Eli Sherman, a PhD candidate in the Department of Computer Science, has been chosen as a 2020 Google PhD Fellow in the machine learning category. He is one of 54 doctoral students from around the globe to receive this fellowship, which awards winners with two years of tuition and fees paid.
Sherman’s research in machine learning and health care prompted him to apply for the competitive fellowship. He is particularly interested in how machine learning can help improve clinical decision-making and the allocation of health care resources.
“Imagine you need an important medical procedure and your hospital only has the capacity to perform that procedure for one patient per day. If there happen to be several people ‘in line’ for the procedure, how should clinicians at the hospital decide which patient goes first?” Sherman asks. “Certainly, there are clear cases where a patient in a severe state of illness should be moved to the front of the line. But there are also gray areas, where determining severity and need is less obvious.
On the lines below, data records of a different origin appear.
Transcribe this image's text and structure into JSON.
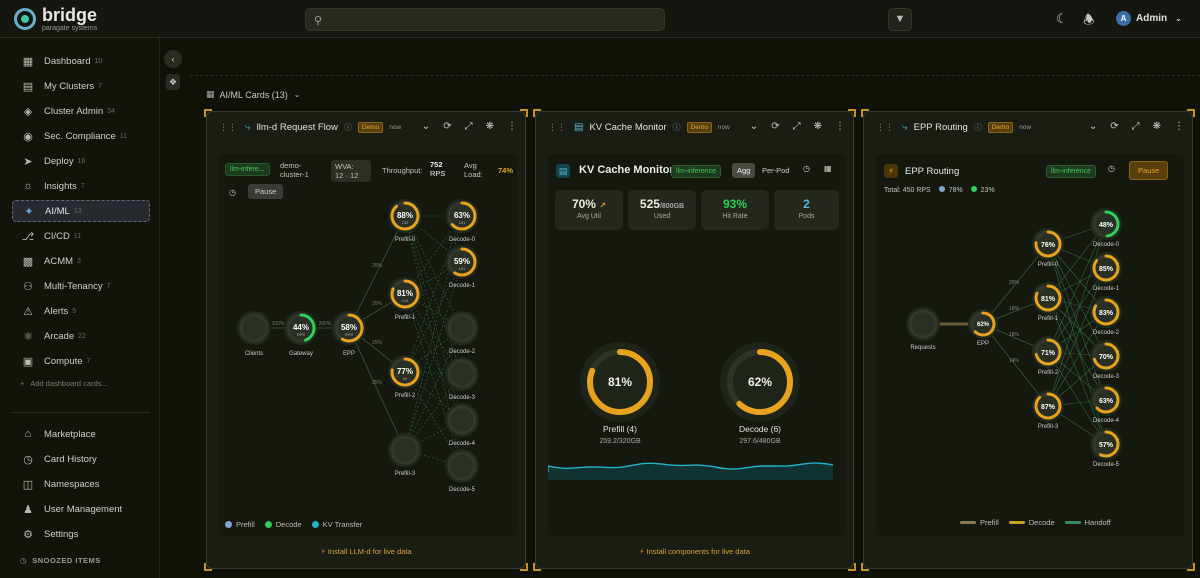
{
  "app": {
    "title": "bridge",
    "subtitle": "paragate systems",
    "user": "Admin",
    "user_initial": "A"
  },
  "sidebar": {
    "items": [
      {
        "label": "Dashboard",
        "count": "10",
        "icon": "grid-icon"
      },
      {
        "label": "My Clusters",
        "count": "7",
        "icon": "server-icon"
      },
      {
        "label": "Cluster Admin",
        "count": "34",
        "icon": "shield-icon"
      },
      {
        "label": "Sec. Compliance",
        "count": "11",
        "icon": "shield-check-icon"
      },
      {
        "label": "Deploy",
        "count": "16",
        "icon": "rocket-icon"
      },
      {
        "label": "Insights",
        "count": "7",
        "icon": "lightbulb-icon"
      },
      {
        "label": "AI/ML",
        "count": "13",
        "icon": "sparkle-icon"
      },
      {
        "label": "CI/CD",
        "count": "11",
        "icon": "git-icon"
      },
      {
        "label": "ACMM",
        "count": "3",
        "icon": "chart-icon"
      },
      {
        "label": "Multi-Tenancy",
        "count": "7",
        "icon": "users-icon"
      },
      {
        "label": "Alerts",
        "count": "5",
        "icon": "bell-icon"
      },
      {
        "label": "Arcade",
        "count": "22",
        "icon": "gamepad-icon"
      },
      {
        "label": "Compute",
        "count": "7",
        "icon": "cpu-icon"
      }
    ],
    "add_label": "Add dashboard cards...",
    "bottom": [
      {
        "label": "Marketplace",
        "icon": "store-icon"
      },
      {
        "label": "Card History",
        "icon": "history-icon"
      },
      {
        "label": "Namespaces",
        "icon": "folder-icon"
      },
      {
        "label": "User Management",
        "icon": "user-icon"
      },
      {
        "label": "Settings",
        "icon": "gear-icon"
      }
    ],
    "snoozed": "SNOOZED ITEMS"
  },
  "section_title": "AI/ML Cards (13)",
  "cards": [
    {
      "title": "llm-d Request Flow",
      "badge": "Demo",
      "time": "now",
      "footer": "Install LLM-d for live data",
      "chip": "llm-infere...",
      "cluster": "demo-cluster-1",
      "wva_label": "WVA:",
      "wva_value": "12 · 12",
      "throughput_label": "Throughput:",
      "throughput_value": "752",
      "throughput_unit": "RPS",
      "load_label": "Avg Load:",
      "load_value": "74%",
      "pause": "Pause",
      "nodes": {
        "clients": "Clients",
        "gateway": "Gateway",
        "gateway_pct": "44%",
        "gateway_sub": "RPS",
        "epp": "EPP",
        "epp_pct": "58%",
        "epp_sub": "RPS",
        "prefill": [
          {
            "name": "Prefill-0",
            "pct": "88%",
            "sub": "132",
            "level": 0.88
          },
          {
            "name": "Prefill-1",
            "pct": "81%",
            "sub": "128",
            "level": 0.81
          },
          {
            "name": "Prefill-2",
            "pct": "77%",
            "sub": "99",
            "level": 0.77
          },
          {
            "name": "Prefill-3",
            "pct": "",
            "sub": "",
            "level": 0
          }
        ],
        "decode": [
          {
            "name": "Decode-0",
            "pct": "63%",
            "sub": "181",
            "level": 0.63
          },
          {
            "name": "Decode-1",
            "pct": "59%",
            "sub": "181",
            "level": 0.59
          },
          {
            "name": "Decode-2",
            "pct": "",
            "sub": "",
            "level": 0
          },
          {
            "name": "Decode-3",
            "pct": "",
            "sub": "",
            "level": 0
          },
          {
            "name": "Decode-4",
            "pct": "",
            "sub": "",
            "level": 0
          },
          {
            "name": "Decode-5",
            "pct": "",
            "sub": "",
            "level": 0
          }
        ],
        "edge_labels": [
          "100%",
          "200%",
          "25%",
          "25%",
          "25%",
          "25%"
        ]
      },
      "legend": [
        "Prefill",
        "Decode",
        "KV Transfer"
      ]
    },
    {
      "title": "KV Cache Monitor",
      "badge": "Demo",
      "time": "now",
      "footer": "Install components for live data",
      "inner_title": "KV Cache Monitor",
      "chip": "llm-inference",
      "agg": "Agg",
      "perpod": "Per-Pod",
      "stats": [
        {
          "value": "70%",
          "label": "Avg Util",
          "trend": "↗"
        },
        {
          "value": "525",
          "unit": "/800GB",
          "label": "Used"
        },
        {
          "value": "93%",
          "label": "Hit Rate"
        },
        {
          "value": "2",
          "label": "Pods"
        }
      ],
      "gauges": [
        {
          "pct": "81%",
          "level": 0.81,
          "name": "Prefill (4)",
          "detail": "259.2/320GB"
        },
        {
          "pct": "62%",
          "level": 0.62,
          "name": "Decode (6)",
          "detail": "297.6/480GB"
        }
      ]
    },
    {
      "title": "EPP Routing",
      "badge": "Demo",
      "time": "now",
      "footer": "",
      "inner_title": "EPP Routing",
      "chip": "llm-inference",
      "pause": "Pause",
      "total_label": "Total:",
      "total_value": "450",
      "total_unit": "RPS",
      "pct_a": "78%",
      "pct_b": "23%",
      "nodes": {
        "requests": "Requests",
        "epp": "EPP",
        "epp_pct": "62%",
        "prefill": [
          {
            "name": "Prefill-0",
            "pct": "76%",
            "level": 0.76
          },
          {
            "name": "Prefill-1",
            "pct": "81%",
            "level": 0.81
          },
          {
            "name": "Prefill-2",
            "pct": "71%",
            "level": 0.71
          },
          {
            "name": "Prefill-3",
            "pct": "87%",
            "level": 0.87
          }
        ],
        "decode": [
          {
            "name": "Decode-0",
            "pct": "48%",
            "level": 0.48
          },
          {
            "name": "Decode-1",
            "pct": "85%",
            "level": 0.85
          },
          {
            "name": "Decode-2",
            "pct": "83%",
            "level": 0.83
          },
          {
            "name": "Decode-3",
            "pct": "70%",
            "level": 0.7
          },
          {
            "name": "Decode-4",
            "pct": "63%",
            "level": 0.63
          },
          {
            "name": "Decode-5",
            "pct": "57%",
            "level": 0.57
          }
        ],
        "edge_labels": [
          "20%",
          "18%",
          "18%",
          "14%"
        ]
      },
      "legend": [
        "Prefill",
        "Decode",
        "Handoff"
      ]
    }
  ],
  "colors": {
    "accent": "#e9a21f",
    "green": "#2fcf5a",
    "blue": "#58b6d8",
    "cyan": "#22b3c9"
  }
}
These are the types of questions I study.”
Advised by Ilya Shpitser, a John C. Malone Assistant Professor of Computer Science, Sherman utilizes statistics and causal inference—a machine learning-adjacent field—in his research. Casual inference focuses on developing methods to identify and quantify causal relationships between variables in data collected from the world around us.
“I work on methods for analyzing causal relationships in populations where there is dependence between the subjects we’re studying, such as infectious disease spread, pollution, or public policy,” Sherman says.
Google created its PhD Fellowship program in 2009 to recognize and support outstanding graduate students who seek to influence the future of technology by pursuing exceptional research in computer science and related fields. Now in its 12th year, these fellowships have helped support approximately 500 graduate students globally in North America, Europe, Africa, Australia, East Asia, and India.
“I view this fellowship as permitting me a great deal of freedom to pursue the development of methods for better allocating resources and, more importantly, work towards deploying them in clinical practice,” says Sherman. “The strongest motivation for doing research is not the intellectual challenge of the work, but the idea that the research could have a tangible, positive impact on peoples’ lives.”